La cosa grave è che gli operai, non solo sono costretti a lavorare in un ambiente altamente inquinato e lesivo per le loro vite, come attesta l’ordinanza del Gip Todisco, ma vivono la loro condizione come un costante ricatto in cui l’occupazione diventa l’unica fonte di sostentamento da preservare a tutti i costi visto che molti sono padri di famiglia monoreddito.
Cosa ne pensi delle recenti dichiarazioni di Enrico Bondi, che parla di morti a Taranto causate dal fumo e dall’alcol?
Sono parole offensive e oltraggiose per la città e per i suoi abitanti.
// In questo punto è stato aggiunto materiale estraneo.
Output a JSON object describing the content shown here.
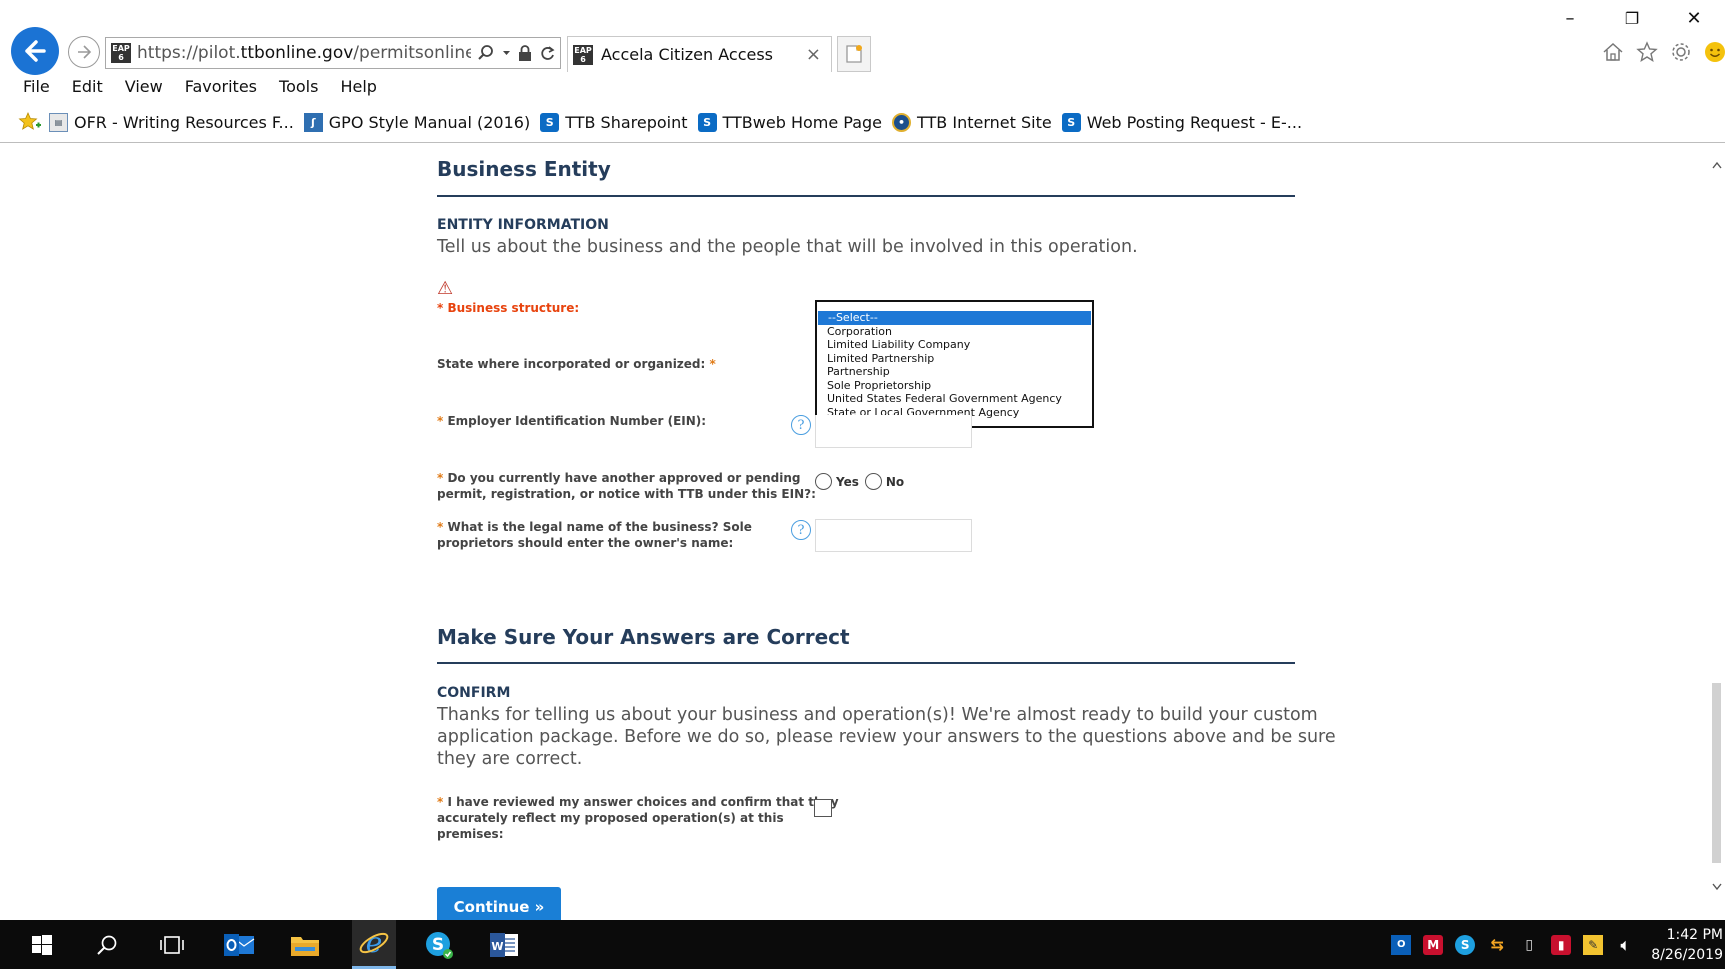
{
  "window": {
    "minimize": "–",
    "restore": "❐",
    "close": "✕"
  },
  "address_bar": {
    "url_prefix": "https://pilot.",
    "url_host": "ttbonline.gov",
    "url_path": "/permitsonline/Cap",
    "site_icon_text": "EAP 6"
  },
  "tab": {
    "title": "Accela Citizen Access",
    "close": "×"
  },
  "menu": [
    "File",
    "Edit",
    "View",
    "Favorites",
    "Tools",
    "Help"
  ],
  "favorites": [
    {
      "label": "OFR - Writing Resources F...",
      "icon": "ofr-icon"
    },
    {
      "label": "GPO Style Manual (2016)",
      "icon": "gpo-icon"
    },
    {
      "label": "TTB Sharepoint",
      "icon": "sharepoint-icon"
    },
    {
      "label": "TTBweb Home Page",
      "icon": "sharepoint-icon"
    },
    {
      "label": "TTB Internet Site",
      "icon": "ttb-seal-icon"
    },
    {
      "label": "Web Posting Request - E-...",
      "icon": "sharepoint-icon"
    }
  ],
  "business_entity": {
    "heading": "Business Entity",
    "subheading": "ENTITY INFORMATION",
    "intro": "Tell us about the business and the people that will be involved in this operation.",
    "business_structure_label": "Business structure:",
    "state_label": "State where incorporated or organized:",
    "ein_label": "Employer Identification Number (EIN):",
    "pending_label_line1": "Do you currently have another approved or pending",
    "pending_label_line2": "permit, registration, or notice with TTB under this EIN?:",
    "yes": "Yes",
    "no": "No",
    "legal_name_label_line1": "What is the legal name of the business? Sole",
    "legal_name_label_line2": "proprietors should enter the owner's name:",
    "required_mark": "*",
    "help_mark": "?",
    "warning_mark": "⚠"
  },
  "structure_options": [
    "--Select--",
    "Corporation",
    "Limited Liability Company",
    "Limited Partnership",
    "Partnership",
    "Sole Proprietorship",
    "United States Federal Government Agency",
    "State or Local Government Agency"
  ],
  "confirm": {
    "heading": "Make Sure Your Answers are Correct",
    "subheading": "CONFIRM",
    "line1": "Thanks for telling us about your business and operation(s)! We're almost ready to build your custom",
    "line2": "application package. Before we do so, please review your answers to the questions above and be sure",
    "line3": "they are correct.",
    "check_label_line1": "I have reviewed my answer choices and confirm that they",
    "check_label_line2": "accurately reflect my proposed operation(s) at this",
    "check_label_line3": "premises:",
    "continue": "Continue »"
  },
  "taskbar": {
    "time": "1:42 PM",
    "date": "8/26/2019"
  },
  "colors": {
    "accent_blue": "#1a7fd6",
    "heading_navy": "#253d5b",
    "required_orange": "#e07a16",
    "error_red": "#e8430e"
  }
}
Nel quartiere Tamburi bisogna tenere le finestre sempre chiuse perchè spesso respirare quell’aria provoca malesseri continui. Forse Bondi non sa neppure che proprio nel cimitero di Taranto il sindaco ha emesso un’ordinanza che obbliga gli addetti allo scavo e alla tumulazione dei defunti di indossare delle tute integrali, poichè il terreno è talmente impregnato di inquinanti che smuoverlo può produrre gravi effetti.
Mi sembra di capire che le speranze siano davvero poche, almeno in Italia. Esiste qualche soluzione fattiva?
Direi siamo senza speranze. Tuttavia abbiamo degli esempi dall’estero dove stabilimenti industriali sono stati messi in sicurezza dal punto di vista ambientale con investimenti importanti. Insomma se la politica agisse di conseguenza anche in Italia l’Ilva potrebbe innescare una procedura di produzione cancellando l’impatto inquinante come accade in molti parti del mondo dove la politica ambientale è al centro delle agenda politica.
In Italia, c’è da aggiungere, che dell’ambiente interessa ben poco. E non interessa neppure quando i numeri dei morti emergono con le loro cause. E al danno ambientale, si aggiunge anche quello sanitario, sociale, e umano che spesso vengono irrimediabilmente colpiti.
A Taranto su un raggio di 20 E PIU’ chilometri da dove sorge lo stabilimento è una zona da considerarsi contaminata. Ci sono tutte le condizioni per poter parlare di un vero e proprio disastro ambientale. Insomma, la città sta morendo. E tutto ciò avviene nel silenzio assordante delle istituzioni. C’è solo da sperare, e questo è il nostro auspicio, che la commissione europea possa continuare ad investigare e porti avanti una procedura d’infrazione contro l’Italia.